Они разговаривали ни о чем: вот, аргентинский друг оказался свидетелем несчастного случая, а французский друг — художник-манчист, все больницы без исключения — мерзость. Морелли, да, писатель.
— Не может быть, — сказал Этьен.
Почему не может быть, весь тираж — как камень в воду, плюп, как теперь узнаешь. Морелли не счел за труд рассказать им, что всего было продано (и подарено) четыреста экземпляров. Да, два в Новой Зеландии, трогательная подробность.
Оливейра дрожащей рукой достал сигарету и посмотрел на сиделку, та утвердительно кивнула и вышла, оставив их между двумя пожелтевшими ширмами. Они сели у изножья постели, подобрав прежде тетради и свернутые в трубочку бумаги.
— Если бы нам попалось в газетах сообщение… — сказал Этьен.
— Было в «Фигаро», — сказал Морелли. — Под телеграммой о мерзком снежном человеке.
— Подумать только, — прошептал наконец Оливейра. — А с другой стороны, может, и к лучшему. А то бы набежало сюда толстозадых старух за автографами с альбомами и домашним желе в баночках.
— Из ревеня, — сказал Морелли. — Самое вкусное. Но может, к лучшему, что не придут.
— А мы, — вставил Оливейра, по-настоящему озабоченный, — если и мы вам в тягость, только скажите. Еще будет случай, и т. д. и т. п. Вы понимаете, что я имею в виду…
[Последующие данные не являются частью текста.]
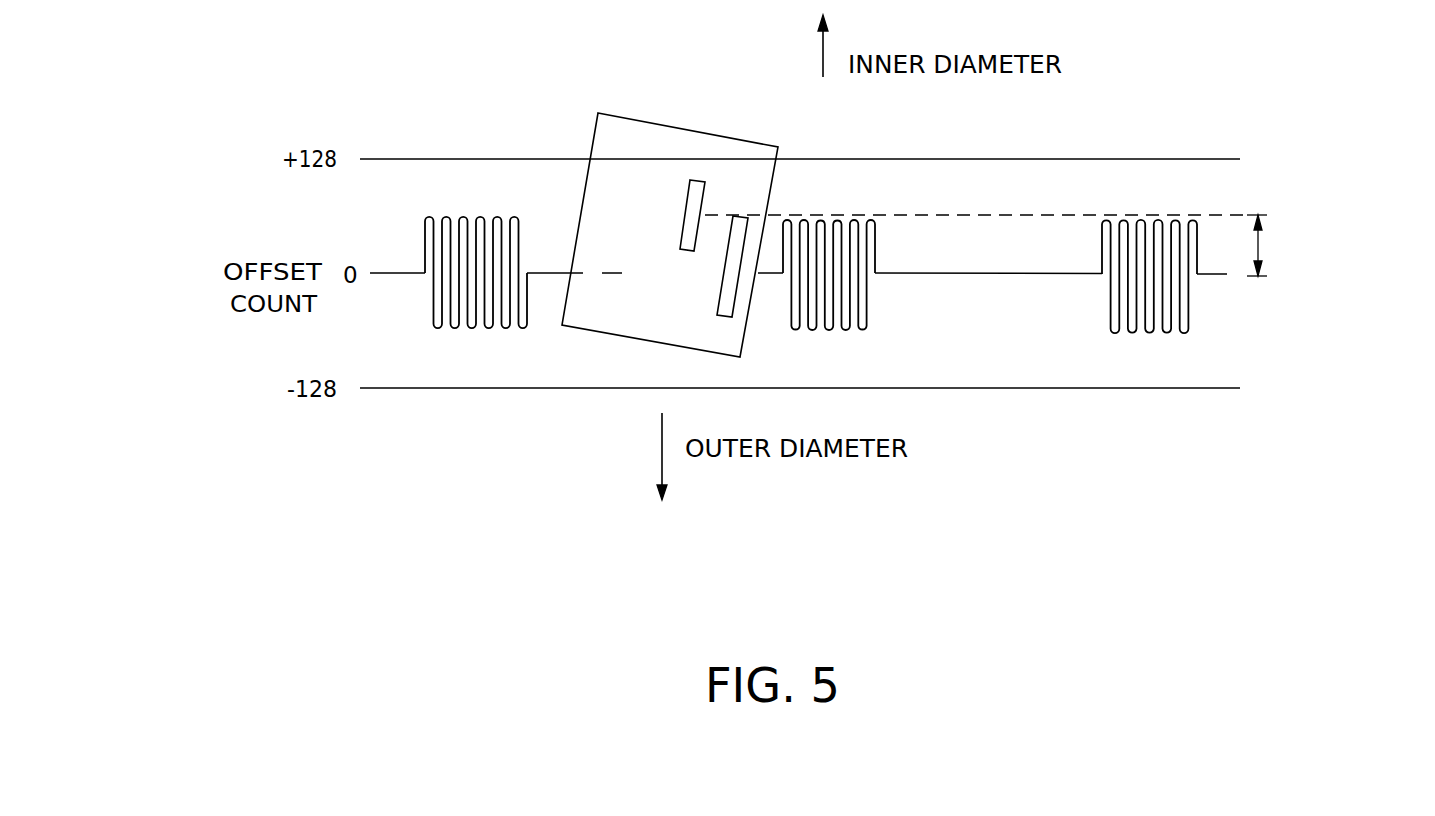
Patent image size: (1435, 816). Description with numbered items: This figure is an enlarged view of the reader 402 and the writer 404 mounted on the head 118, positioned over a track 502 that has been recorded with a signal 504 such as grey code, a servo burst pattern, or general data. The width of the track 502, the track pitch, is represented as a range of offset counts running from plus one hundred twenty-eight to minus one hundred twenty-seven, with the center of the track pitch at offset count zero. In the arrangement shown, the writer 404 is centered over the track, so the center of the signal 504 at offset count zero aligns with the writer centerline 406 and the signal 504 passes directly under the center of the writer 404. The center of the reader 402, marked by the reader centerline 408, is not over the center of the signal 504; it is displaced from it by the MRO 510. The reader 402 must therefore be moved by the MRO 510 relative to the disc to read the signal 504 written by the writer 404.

— Вы пришли ко мне, не зная, кто я. И я считаю, что вам стоит побыть тут немного. Палата спокойная, самый большой крикун замолчал сегодня ночью, в два часа. И ширмы замечательные, это доктор позаботился, он видел, как я писал. Вообще-то он запретил мне работать, но сиделки поставили ширмы, и никто меня не донимает.
— Когда вы сможете вернуться домой?
— Никогда, — сказал Морелли. — Мои кости, ребятки, останутся здесь.
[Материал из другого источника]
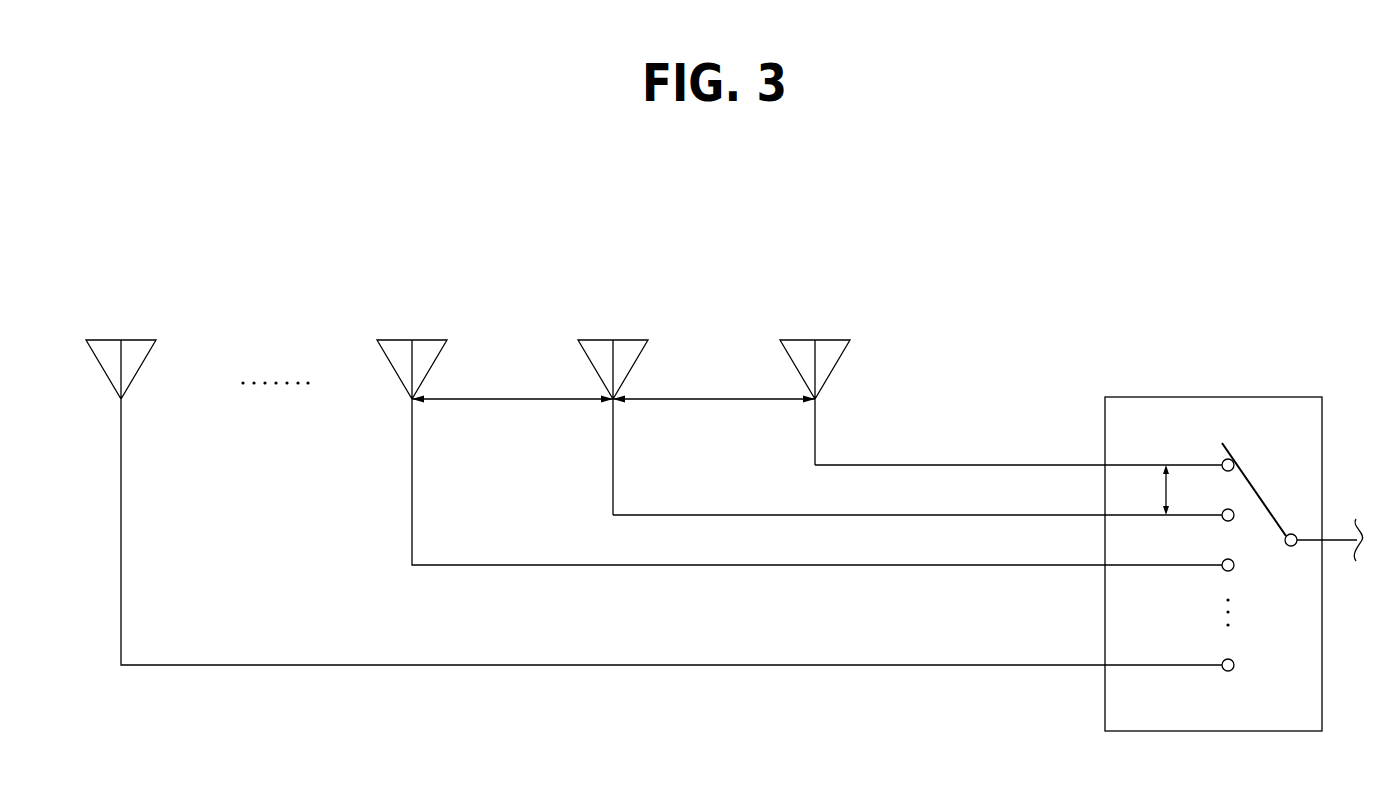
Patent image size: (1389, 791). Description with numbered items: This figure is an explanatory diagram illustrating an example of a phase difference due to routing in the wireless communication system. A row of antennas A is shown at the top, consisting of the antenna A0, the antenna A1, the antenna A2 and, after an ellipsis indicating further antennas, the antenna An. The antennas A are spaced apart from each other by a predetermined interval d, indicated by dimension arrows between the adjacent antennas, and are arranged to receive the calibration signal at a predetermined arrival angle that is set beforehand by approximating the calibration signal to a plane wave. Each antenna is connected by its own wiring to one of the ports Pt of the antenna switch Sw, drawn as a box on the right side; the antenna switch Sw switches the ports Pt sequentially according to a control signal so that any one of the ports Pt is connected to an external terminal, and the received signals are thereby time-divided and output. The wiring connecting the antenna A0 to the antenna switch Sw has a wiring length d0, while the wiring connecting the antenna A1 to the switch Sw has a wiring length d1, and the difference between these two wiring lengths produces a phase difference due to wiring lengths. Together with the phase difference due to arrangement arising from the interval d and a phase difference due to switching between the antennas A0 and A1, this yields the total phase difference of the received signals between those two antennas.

The antennas A is at (790, 272).
The antenna An is at (105, 340).
The antenna A2 is at (398, 340).
The antenna A1 is at (598, 340).
The antenna A0 is at (800, 340).
The predetermined interval d is at (613, 389).
The wiring length d0 is at (1018, 452).
The wiring length d1 is at (917, 502).
The antenna switch Sw is at (1273, 397).
The ports Pt is at (1234, 468).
— Чепуха, — почтительно сказал Этьен.
— Теперь это дело времени. Но я себя чувствую хорошо, и проблемы с консьержкой больше нет. Никто не приносит мне писем, даже из Новой Зеландии, а марки там такие красивые. Когда выходит в свет мертворожденная книга, единственный результат от нее — немногочисленные, но верные корреспонденты. Сеньора из Новой Зеландии, парнишка из Шеффилда. Маленькая франкмасонская организация, члены ее испытывают острое удовольствие от того, что посвященных мало. Но теперь действительно…
— Мне даже в голову не приходило написать вам, — сказал Оливейра. — Мы с друзьями знаем ваше творчество, оно представляется нам таким… Я не стану говорить лишних слов, думаю, вы прекрасно понимаете. Мы ночи напролет обсуждали, спорили и думать не думали, что вы можете быть в Париже.
— До прошлого года я жил во Вьерзоне. Приехал в Париж порыться в библиотеках. Вьерзон, конечно… Издателю ведено было не давать моего адреса. Не знаю даже, как его раздобыли мои немногочисленные почитатели. Очень спина болит у меня, ребятки.
— Вы хотите, чтобы мы ушли, — сказал Рональд. — Ну ничего, мы можем прийти завтра.
— Она у меня будет болеть и без вас, — сказал Морелли. — Давайте покурим, воспользуемся случаем, что мне запретили.
Надо было находить язык, обыкновенный, а не литературный.
Когда мимо скользила сиделка, Морелли с дьявольской ловкостью совал окурок в рот и смотрел на Оливейру с таким видом, будто это мальчишка вырядился стариком, одно удовольствие.
…исходя отчасти из основных идей Эзры Паунда, однако без его педантизма и путаницы второстепенный символов и основополагающих величин.
Тридцать восемь и две. Тридцать семь и пять. Тридцать восемь и три. Рентген: (неразборчиво).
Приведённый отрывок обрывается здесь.